O que é um “drainer de carteira” (wallet drainer) e como se proteger

作者

O que é um “drainer de carteira” (wallet drainer)

Um drainer de carteira – também conhecido como wallet drainer – é um tipo de ataque cibernético que tem como objetivo esgotar os fundos de uma carteira de criptomoedas. Diferente de um hack tradicional, o drainer normalmente age de forma silenciosa, explorando vulnerabilidades em contratos inteligentes, aplicativos DeFi ou até mesmo em extensões de navegadores. Quando a vítima interage com um endereço malicioso ou autoriza uma transação fraudulenta, o drainer drenará automaticamente os saldos disponíveis.

Como funciona o ataque

Os drainers podem operar de três maneiras principais:

  • Phishing de contrato inteligente: o usuário assina uma transação que, ao ser processada, executa uma função oculta que transfere todos os tokens para o atacante.
  • Aplicativos DeFi comprometidos: plataformas de empréstimo ou yield farming que inserem código malicioso em seus contratos, como ocorre em alguns casos de Plataformas de Empréstimo DeFi.
  • Extensões ou wallets falsas: extensões de navegador que imitam wallets legítimas e capturam a chave privada do usuário.

Por que as carteiras são alvos tão atrativos?

As carteiras digitais armazenam chaves privadas que dão acesso total aos fundos. Ao contrário de contas bancárias tradicionais, não há um mecanismo de reversão de transações. Uma vez que o atacante consiga controlar a chave ou obter autorização, o dinheiro desaparece para sempre.

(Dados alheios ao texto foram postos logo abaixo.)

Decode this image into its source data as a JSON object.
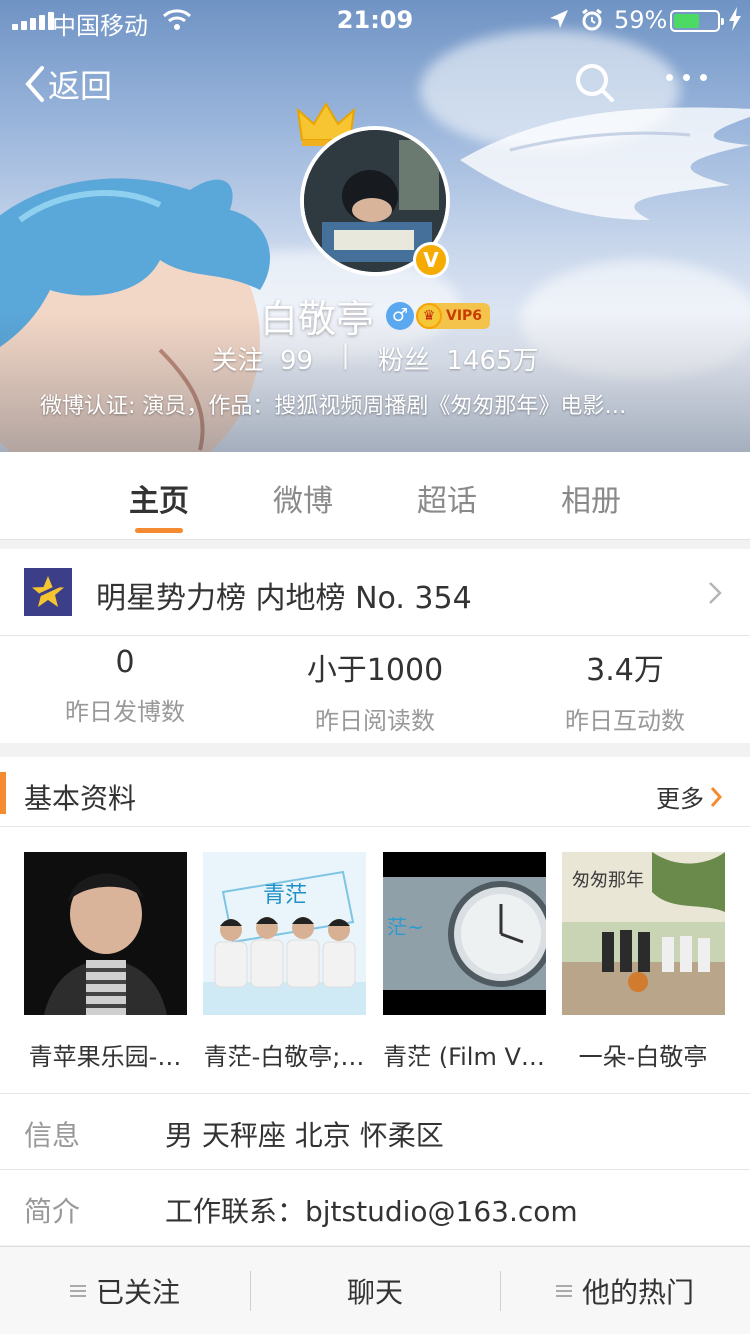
{
  "status_bar": {
    "carrier": "中国移动",
    "time": "21:09",
    "battery_percent": "59%",
    "battery_level": 0.59
  },
  "nav": {
    "back_label": "返回"
  },
  "profile": {
    "name": "白敬亭",
    "verified_mark": "V",
    "vip_label": "VIP6",
    "following_label": "关注",
    "following_count": "99",
    "followers_label": "粉丝",
    "followers_count": "1465万",
    "verification": "微博认证: 演员，作品：搜狐视频周播剧《匆匆那年》电影…"
  },
  "tabs": [
    {
      "label": "主页"
    },
    {
      "label": "微博"
    },
    {
      "label": "超话"
    },
    {
      "label": "相册"
    }
  ],
  "ranking": {
    "title": "明星势力榜  内地榜 No. 354",
    "stats": [
      {
        "value": "0",
        "label": "昨日发博数"
      },
      {
        "value": "小于1000",
        "label": "昨日阅读数"
      },
      {
        "value": "3.4万",
        "label": "昨日互动数"
      }
    ]
  },
  "basic_info": {
    "title": "基本资料",
    "more_label": "更多",
    "thumbnails": [
      {
        "caption": "青苹果乐园-…"
      },
      {
        "caption": "青茫-白敬亭;…"
      },
      {
        "caption": "青茫 (Film V…"
      },
      {
        "caption": "一朵-白敬亭"
      }
    ],
    "rows": [
      {
        "key": "信息",
        "value": "男  天秤座  北京 怀柔区"
      },
      {
        "key": "简介",
        "value": "工作联系：bjtstudio@163.com"
      }
    ]
  },
  "bottom_bar": {
    "follow_label": "已关注",
    "chat_label": "聊天",
    "hot_label": "他的热门"
  },
  "colors": {
    "accent": "#f58b30",
    "verified": "#f6ab00",
    "gender": "#5aa8f0",
    "battery": "#4cd964"
  }
}
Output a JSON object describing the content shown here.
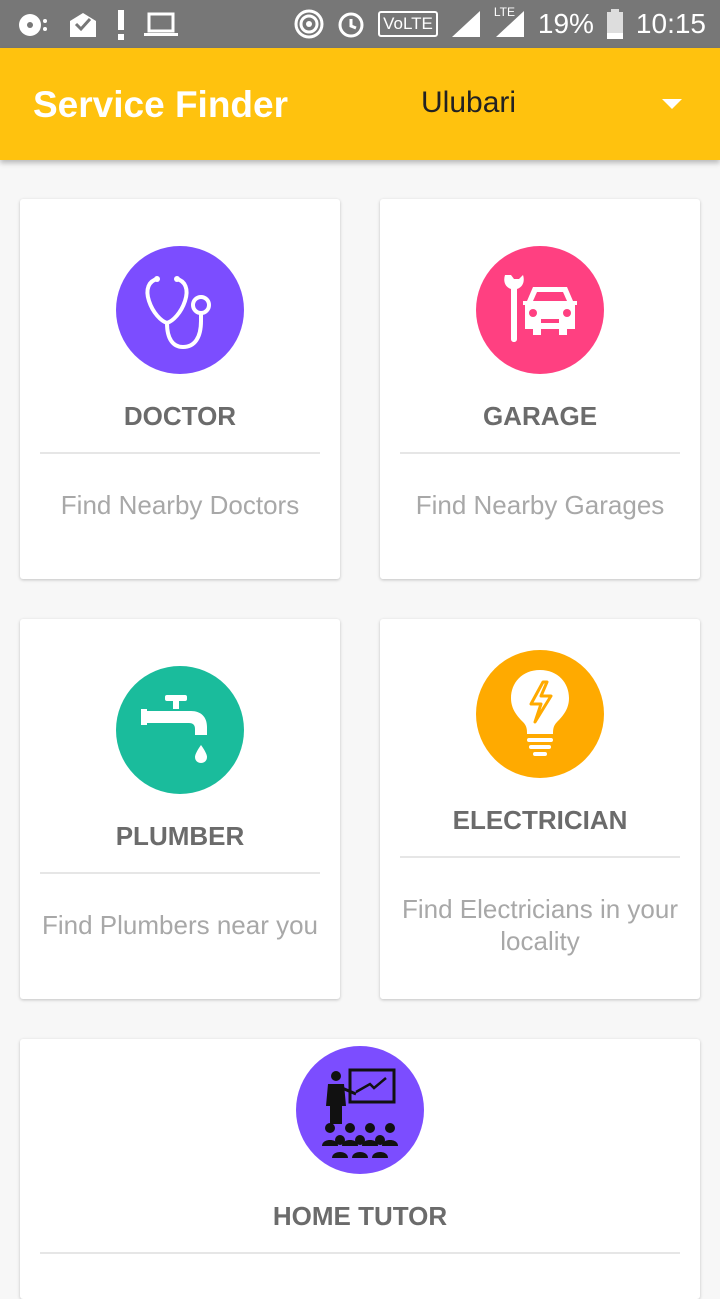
{
  "status_bar": {
    "battery": "19%",
    "time": "10:15",
    "volte_label": "VoLTE",
    "lte_label": "LTE"
  },
  "app_bar": {
    "title": "Service Finder",
    "location": "Ulubari"
  },
  "colors": {
    "app_bar": "#ffc20e",
    "doctor": "#7c4dff",
    "garage": "#ff4081",
    "plumber": "#1abc9c",
    "electrician": "#ffaa00",
    "home_tutor": "#7c4dff"
  },
  "services": [
    {
      "title": "DOCTOR",
      "description": "Find Nearby Doctors",
      "icon": "stethoscope-icon"
    },
    {
      "title": "GARAGE",
      "description": "Find Nearby Garages",
      "icon": "car-wrench-icon"
    },
    {
      "title": "PLUMBER",
      "description": "Find Plumbers near you",
      "icon": "faucet-icon"
    },
    {
      "title": "ELECTRICIAN",
      "description": "Find Electricians in your locality",
      "icon": "lightbulb-icon"
    },
    {
      "title": "HOME TUTOR",
      "description": "",
      "icon": "teacher-icon"
    }
  ]
}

Casos reais e lições aprendidas

Nos últimos anos, vários projetos DeFi sofreram ataques de drainer. Um exemplo clássico foi o comprometimento de um contrato de Yield Farming, onde milhares de dólares foram roubados em questão de minutos. A lição principal: confirme sempre o endereço do contrato e nunca autorize permissões amplas sem revisar o código.

Como se proteger

  1. Verifique a origem do contrato: use exploradores como Etherscan e confira se o código foi auditado por empresas reconhecidas.
  2. Limite permissões: ao conectar sua wallet a um DApp, conceda apenas as permissões necessárias e revogue autorizações antigas em ferramentas como revoke.cash.
  3. Use uma chave privada segura: mantenha sua chave em dispositivos offline e jamais a compartilhe. Para entender melhor a importância da chave privada, leia O que é uma chave privada?
  4. Atualize softwares: mantenha sua wallet, extensões e sistemas operacionais sempre atualizados.
  5. Eduque-se sobre scams: fontes como CoinDesk – Crypto scams e Binance – How to avoid crypto scams trazem boas práticas e alertas de novas ameaças.

O que fazer se sua carteira for drenada?

Infelizmente, na maioria dos casos não há como reverter a transação. Contudo, você pode:

  • Denunciar o incidente às autoridades locais e à plataforma onde o ataque ocorreu.
  • Compartilhar detalhes do endereço fraudulento em comunidades como Telegram de alertas de scams para evitar que outros sejam vítimas.
  • Revisar imediatamente todas as permissões concedidas e revogá‑las.

Manter-se informado e adotar boas práticas de segurança são as melhores defesas contra os drainers de carteira.